第8章 夏の始まりと合宿と…
私はぎゅっと自分の手に力を入れると、あははは、と笑う沖田先輩の前に出て…
沖田先輩の手をとって、ぎゅっと握った。
そして、目をぎゅっとつぶってから、
「せ、先輩が擦り傷作ったら、わたしがっ…早く治りますようにって、お日様描きますから…えと…あの…か、描かせてください…ね?」
もう、最後の方は、声が小さくなってしまって、聞こえたかどうかわからないけど…
ちゃんと言えたかな。
すると、あはは、と笑っていた声はぴたりと止まって…
私に視線が注がれてるのがわかる。
手を握ってしまったし、沖田先輩はひいてしまったのかもしれない。
表情を見るのが怖くて、目をつぶったまま下を向いていた私のおでこに、
チュ
と、唇が軽く触れた。
驚いて目を開けて、目の前の沖田先輩を見れば、優しい笑顔で私を見てる。
「ありがとう」
どこか泣きそうにも見えるその表情に、何も言えないまま固まっていると、
「あはは。

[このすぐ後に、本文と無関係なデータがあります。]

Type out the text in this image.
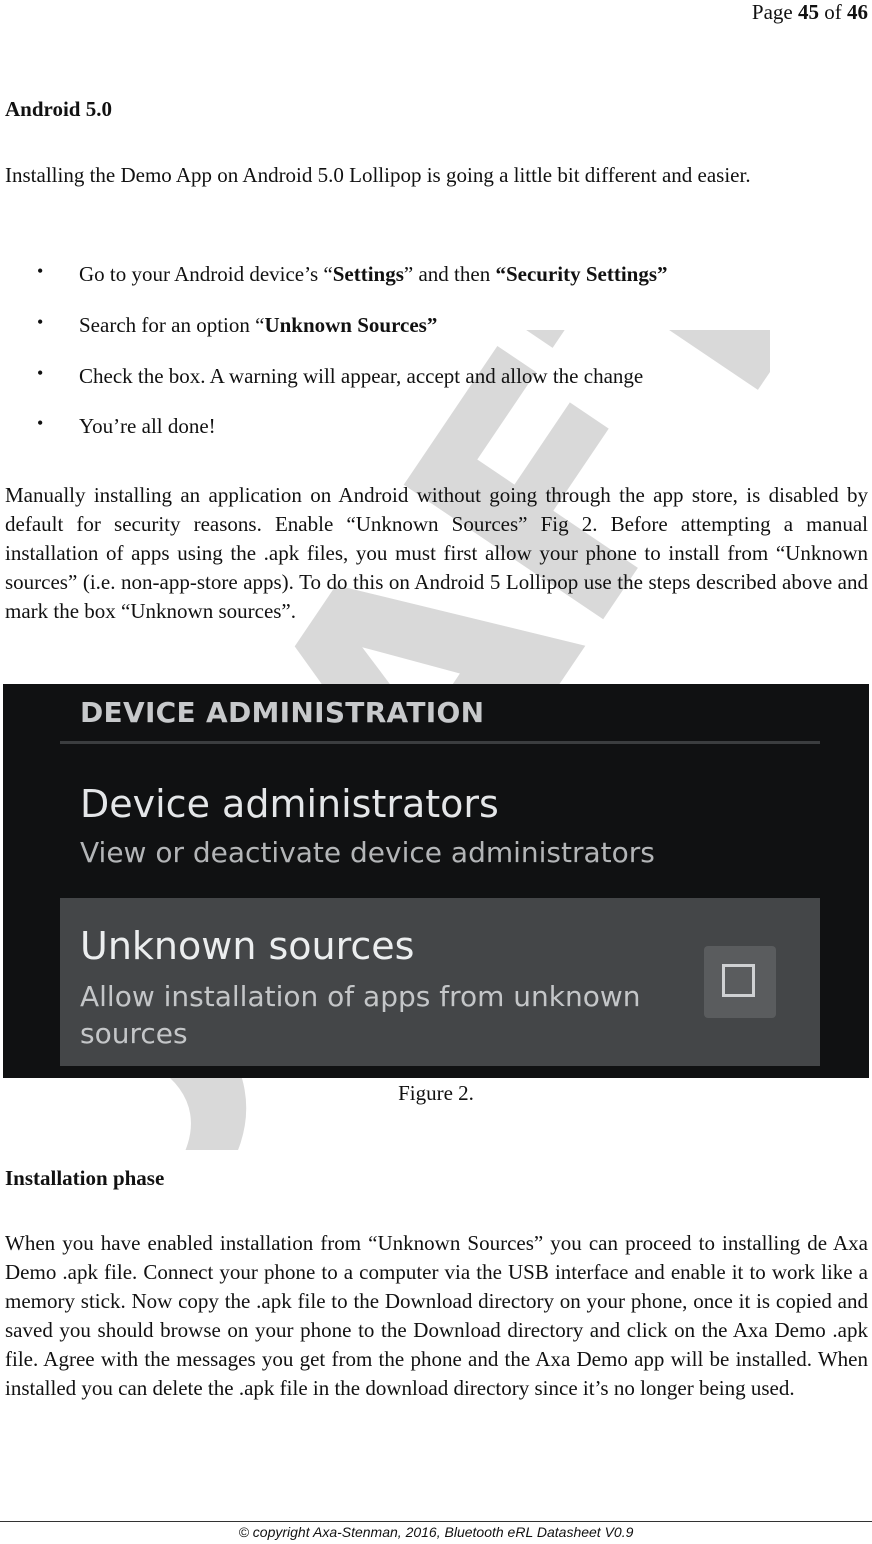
Page 45 of 46
Android 5.0
Installing the Demo App on Android 5.0 Lollipop is going a little bit different and easier.
• Go to your Android device’s “Settings” and then “Security Settings”
• Search for an option “Unknown Sources”
• Check the box. A warning will appear, accept and allow the change
• You’re all done!
Manually installing an application on Android without going through the app store, is disabled by default for security reasons. Enable “Unknown Sources” Fig 2. Before attempting a manual installation of apps using the .apk files, you must first allow your phone to install from “Unknown sources” (i.e. non-app-store apps). To do this on Android 5 Lollipop use the steps described above and mark the box “Unknown sources”.
DEVICE ADMINISTRATION
Device administrators
View or deactivate device administrators
Unknown sources
Allow installation of apps from unknown sources
Figure 2.
Installation phase
When you have enabled installation from “Unknown Sources” you can proceed to installing de Axa Demo .apk file. Connect your phone to a computer via the USB interface and enable it to work like a memory stick. Now copy the .apk file to the Download directory on your phone, once it is copied and saved you should browse on your phone to the Download directory and click on the Axa Demo .apk file. Agree with the messages you get from the phone and the Axa Demo app will be installed. When installed you can delete the .apk file in the download directory since it’s no longer being used.
© copyright Axa-Stenman, 2016, Bluetooth eRL Datasheet V0.9
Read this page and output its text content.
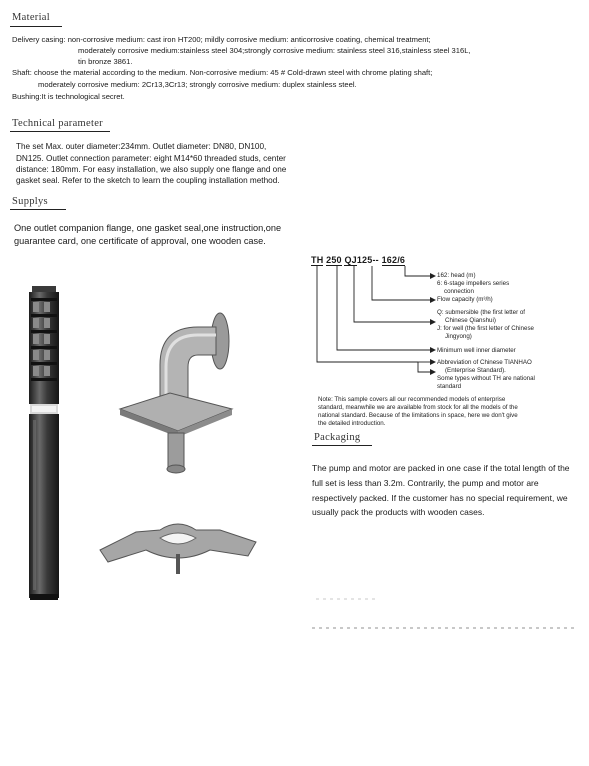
Material
Delivery casing: non-corrosive medium: cast iron HT200; mildly corrosive medium: anticorrosive coating, chemical treatment;
moderately corrosive medium:stainless steel 304;strongly corrosive medium: stainless steel 316,stainless steel 316L,
tin bronze 3861.
Shaft: choose the material according to the medium. Non-corrosive medium: 45 # Cold-drawn steel with chrome plating shaft;
moderately corrosive medium: 2Cr13,3Cr13; strongly corrosive medium: duplex stainless steel.
Bushing:It is technological secret.
Technical parameter
The set Max. outer diameter:234mm. Outlet diameter: DN80, DN100,
DN125. Outlet connection parameter: eight M14*60 threaded studs, center
distance: 180mm. For easy installation, we also supply one flange and one
gasket seal. Refer to the sketch to learn the coupling installation method.
Supplys
One outlet companion flange, one gasket seal,one instruction,one
guarantee card, one certificate of approval, one wooden case.
TH 250 QJ125-- 162/6
162: head (m)
6: 6-stage impellers series
connection
Flow capacity (m³/h)
Q: submersible (the first letter of
Chinese Qianshui)
J: for well (the first letter of Chinese
Jingyong)
Minimum well inner diameter
Abbreviation of Chinese TIANHAO
(Enterprise Standard).
Some types without TH are national
standard
Note: This sample covers all our recommended models of enterprise
standard, meanwhile we are available from stock for all the models of the
national standard. Because of the limitations in space, here we don't give
the detailed introduction.
Packaging
The pump and motor are packed in one case if the total length of the
full set is less than 3.2m. Contrarily, the pump and motor are
respectively packed. If the customer has no special requirement, we
usually pack the products with wooden cases.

夢主(妹)ちゃん、真っ赤だよ。過去最高記録かな。」
なんて、沖田先輩はまたもや私をからかいはじめた。
そんな沖田先輩に、
「もう知らないっ!!!」
と、言い捨てて、私は部屋まで走った。
恥ずかしくって、悔しくって、うれしくって…顔が熱い。
沖田先輩が好き。
もういっそのこと伝えた方がいいのかな…
でも…笑われちゃったら嫌だな…
沖田先輩。
私の気持ちを伝えても、笑わないで聞いてくれますか?
キスをされたおでこが熱くて、私は眠ることができなかった。